An Open Office is an open source project, which is composed of the word processor, spreadsheet program, presentation maker, and graphical program. The file is a dynamic linked linbrary from version 1.01.
An Open Source Database Benchmark is a project invented to provide a free test for database systems. One of the parts of the project are sample databases. The 40MB benchmark was run on the MySQL 3.23 server. The file is one of the MySQL database files, hundred.med.
A book Chłopi by Władysław Reymont was honoured the Nobel Price in 1924. The text of the book was taken from the Virtual Library of Polish Literature. Then it was converted to the LaTeX files from which the uncompressed PDF file was produced. The file is uncompressed due to the fact the built-in compression in PDF format is rather poor, and much better results can be obtained when we compress the uncompressed PDF files.

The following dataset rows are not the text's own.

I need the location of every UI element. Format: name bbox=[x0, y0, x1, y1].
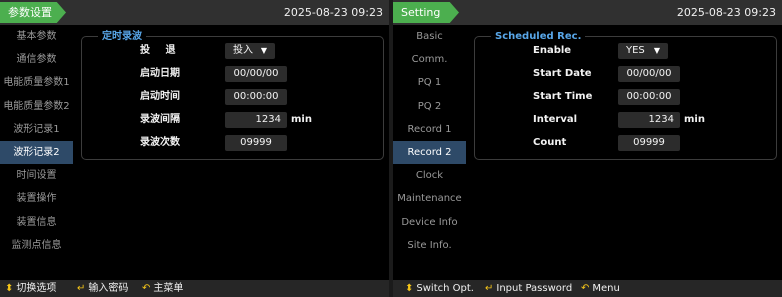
footer-hints: ⬍ 切换选项 ↵ 输入密码 ↶ 主菜单 bbox=[0, 280, 389, 297]
menu-hint: ↶ 主菜单 bbox=[142, 280, 183, 297]
sidebar-item-pq2[interactable]: PQ 2 bbox=[393, 95, 466, 118]
enter-arrow-icon: ↵ bbox=[77, 283, 86, 294]
input-password-hint: ↵ 输入密码 bbox=[77, 280, 128, 297]
input-password-hint: ↵ Input Password bbox=[485, 280, 572, 297]
interval-field[interactable]: 1234 bbox=[618, 112, 680, 128]
sidebar-item-pq1[interactable]: 电能质量参数1 bbox=[0, 71, 73, 94]
sidebar-item-basic[interactable]: Basic bbox=[393, 25, 466, 48]
sidebar-item-pq1[interactable]: PQ 1 bbox=[393, 71, 466, 94]
screen-title: 参数设置 bbox=[0, 2, 66, 23]
sidebar-menu: 基本参数 通信参数 电能质量参数1 电能质量参数2 波形记录1 波形记录2 时间… bbox=[0, 25, 73, 280]
input-password-text: 输入密码 bbox=[88, 283, 129, 294]
clock: 2025-08-23 09:23 bbox=[676, 6, 776, 19]
clock: 2025-08-23 09:23 bbox=[283, 6, 383, 19]
start-time-row: Start Time 00:00:00 bbox=[475, 89, 778, 105]
caret-down-icon: ▼ bbox=[260, 46, 267, 55]
enable-row: Enable YES ▼ bbox=[475, 43, 778, 59]
count-row: 录波次数 09999 bbox=[82, 135, 385, 151]
up-down-arrow-icon: ⬍ bbox=[405, 283, 414, 294]
footer-hints: ⬍ Switch Opt. ↵ Input Password ↶ Menu bbox=[393, 280, 782, 297]
sidebar-item-comm[interactable]: Comm. bbox=[393, 48, 466, 71]
interval-row: 录波间隔 1234 min bbox=[82, 112, 385, 128]
count-row: Count 09999 bbox=[475, 135, 778, 151]
start-date-label: 启动日期 bbox=[140, 68, 180, 79]
menu-text: 主菜单 bbox=[153, 283, 184, 294]
start-date-label: Start Date bbox=[533, 68, 592, 79]
enable-label: Enable bbox=[533, 45, 572, 56]
settings-panel-english: Setting 2025-08-23 09:23 Basic Comm. PQ … bbox=[393, 0, 782, 297]
up-down-arrow-icon: ⬍ bbox=[5, 283, 14, 294]
switch-option-text: Switch Opt. bbox=[416, 283, 474, 294]
switch-option-hint: ⬍ 切换选项 bbox=[5, 280, 56, 297]
settings-content: Scheduled Rec. Enable YES ▼ Start Date 0… bbox=[466, 25, 782, 280]
start-date-row: 启动日期 00/00/00 bbox=[82, 66, 385, 82]
switch-option-text: 切换选项 bbox=[16, 283, 57, 294]
sidebar-item-site-info[interactable]: 监测点信息 bbox=[0, 234, 73, 257]
sidebar-item-maintenance[interactable]: Maintenance bbox=[393, 187, 466, 210]
count-field[interactable]: 09999 bbox=[225, 135, 287, 151]
interval-row: Interval 1234 min bbox=[475, 112, 778, 128]
start-date-field[interactable]: 00/00/00 bbox=[618, 66, 680, 82]
sidebar-item-record1[interactable]: 波形记录1 bbox=[0, 118, 73, 141]
enable-select[interactable]: YES ▼ bbox=[618, 43, 668, 59]
sidebar-menu: Basic Comm. PQ 1 PQ 2 Record 1 Record 2 … bbox=[393, 25, 466, 280]
sidebar-item-clock[interactable]: Clock bbox=[393, 164, 466, 187]
return-arrow-icon: ↶ bbox=[142, 283, 151, 294]
return-arrow-icon: ↶ bbox=[581, 283, 590, 294]
count-label: 录波次数 bbox=[140, 137, 180, 148]
scheduled-record-group: 定时录波 投 退 投入 ▼ 启动日期 00/00/00 启动时间 00:00:0… bbox=[81, 30, 385, 160]
enable-value: 投入 bbox=[233, 45, 253, 56]
title-bar: 参数设置 2025-08-23 09:23 bbox=[0, 0, 389, 25]
start-time-row: 启动时间 00:00:00 bbox=[82, 89, 385, 105]
sidebar-item-pq2[interactable]: 电能质量参数2 bbox=[0, 95, 73, 118]
enable-value: YES bbox=[626, 45, 645, 56]
interval-field[interactable]: 1234 bbox=[225, 112, 287, 128]
sidebar-item-record2[interactable]: 波形记录2 bbox=[0, 140, 73, 165]
input-password-text: Input Password bbox=[496, 283, 573, 294]
title-bar: Setting 2025-08-23 09:23 bbox=[393, 0, 782, 25]
screen-title: Setting bbox=[393, 2, 459, 23]
group-title: Scheduled Rec. bbox=[491, 30, 586, 44]
menu-text: Menu bbox=[592, 283, 620, 294]
count-field[interactable]: 09999 bbox=[618, 135, 680, 151]
start-time-label: Start Time bbox=[533, 91, 593, 102]
interval-label: Interval bbox=[533, 114, 578, 125]
sidebar-item-maintenance[interactable]: 装置操作 bbox=[0, 187, 73, 210]
settings-panel-chinese: 参数设置 2025-08-23 09:23 基本参数 通信参数 电能质量参数1 … bbox=[0, 0, 389, 297]
scheduled-record-group: Scheduled Rec. Enable YES ▼ Start Date 0… bbox=[474, 30, 778, 160]
sidebar-item-record1[interactable]: Record 1 bbox=[393, 118, 466, 141]
menu-hint: ↶ Menu bbox=[581, 280, 620, 297]
sidebar-item-device-info[interactable]: 装置信息 bbox=[0, 211, 73, 234]
sidebar-item-basic[interactable]: 基本参数 bbox=[0, 25, 73, 48]
start-time-field[interactable]: 00:00:00 bbox=[618, 89, 680, 105]
sidebar-item-site-info[interactable]: Site Info. bbox=[393, 234, 466, 257]
settings-content: 定时录波 投 退 投入 ▼ 启动日期 00/00/00 启动时间 00:00:0… bbox=[73, 25, 389, 280]
sidebar-item-comm[interactable]: 通信参数 bbox=[0, 48, 73, 71]
sidebar-item-device-info[interactable]: Device Info bbox=[393, 211, 466, 234]
caret-down-icon: ▼ bbox=[653, 46, 660, 55]
start-date-field[interactable]: 00/00/00 bbox=[225, 66, 287, 82]
interval-unit: min bbox=[291, 114, 312, 125]
start-time-label: 启动时间 bbox=[140, 91, 180, 102]
count-label: Count bbox=[533, 137, 567, 148]
sidebar-item-record2[interactable]: Record 2 bbox=[393, 140, 466, 165]
interval-label: 录波间隔 bbox=[140, 114, 180, 125]
switch-option-hint: ⬍ Switch Opt. bbox=[405, 280, 474, 297]
enable-label: 投 退 bbox=[140, 45, 182, 56]
enable-select[interactable]: 投入 ▼ bbox=[225, 43, 275, 59]
start-time-field[interactable]: 00:00:00 bbox=[225, 89, 287, 105]
start-date-row: Start Date 00/00/00 bbox=[475, 66, 778, 82]
interval-unit: min bbox=[684, 114, 705, 125]
enter-arrow-icon: ↵ bbox=[485, 283, 494, 294]
sidebar-item-clock[interactable]: 时间设置 bbox=[0, 164, 73, 187]
group-title: 定时录波 bbox=[98, 30, 146, 44]
enable-row: 投 退 投入 ▼ bbox=[82, 43, 385, 59]
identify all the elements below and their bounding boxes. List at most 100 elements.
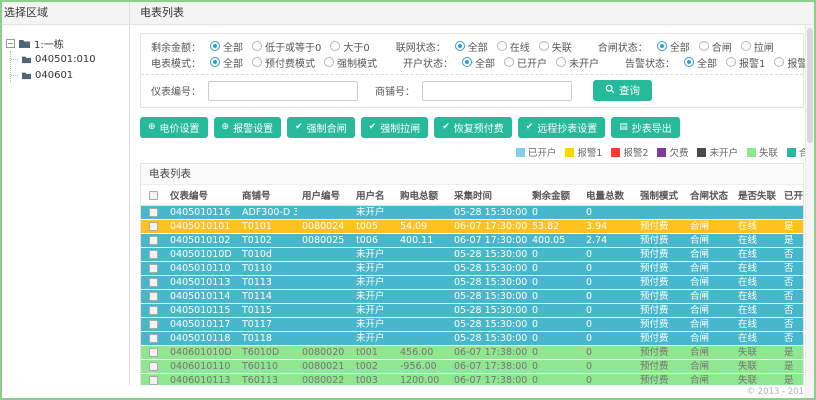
table-cell: 合闸 — [685, 373, 733, 385]
column-header: 仪表编号 — [165, 185, 237, 206]
table-row: 0405010115 T0115 未开户 05-28 15:30:00 0 0 预付费 合闸在… — [141, 303, 803, 318]
price-setting-icon: ⊕ — [148, 122, 156, 132]
shop-number-input[interactable] — [422, 80, 572, 101]
table-cell: 未开户 — [351, 317, 395, 332]
radio-option[interactable]: 低于或等于0 — [252, 39, 321, 54]
radio-option-label: 已开户 — [517, 58, 547, 70]
export-icon: ▤ — [619, 122, 628, 132]
table-cell: 0405010118 — [165, 331, 237, 346]
table-cell: 0 — [581, 247, 635, 262]
radio-option[interactable]: 大于0 — [330, 39, 370, 54]
radio-option[interactable]: 全部 — [210, 55, 243, 70]
row-checkbox[interactable] — [148, 236, 158, 245]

Samba is an open souce project that is intended to be a free alternative to the SMB/CIFS clients. The file contains tarred source code (also documentation, graphics) of the Samba 2.2-3 version.
There are many star catalogs containing the data of sky objects. The chosen one, SAO catalog, is suitable especially for the amator astronomers. It contains the information about 258,996 stars, and is composed of binary records.
The 1913 Webster Unabridged Dictionary is an English dictionary stored in a rather simple HTML. The file is a concatenation of files that can be obtained from Project Gutenberg.
The XML is an incomming standard of document format. The importance of XML is still growing. The file is a corpus prepared for XMLPPM: XML-Conscious PPM Compression. This is a concatenation of all, eleven, files.
An X-ray medical picture of child's hand. This is a 12-bit gray scaled image.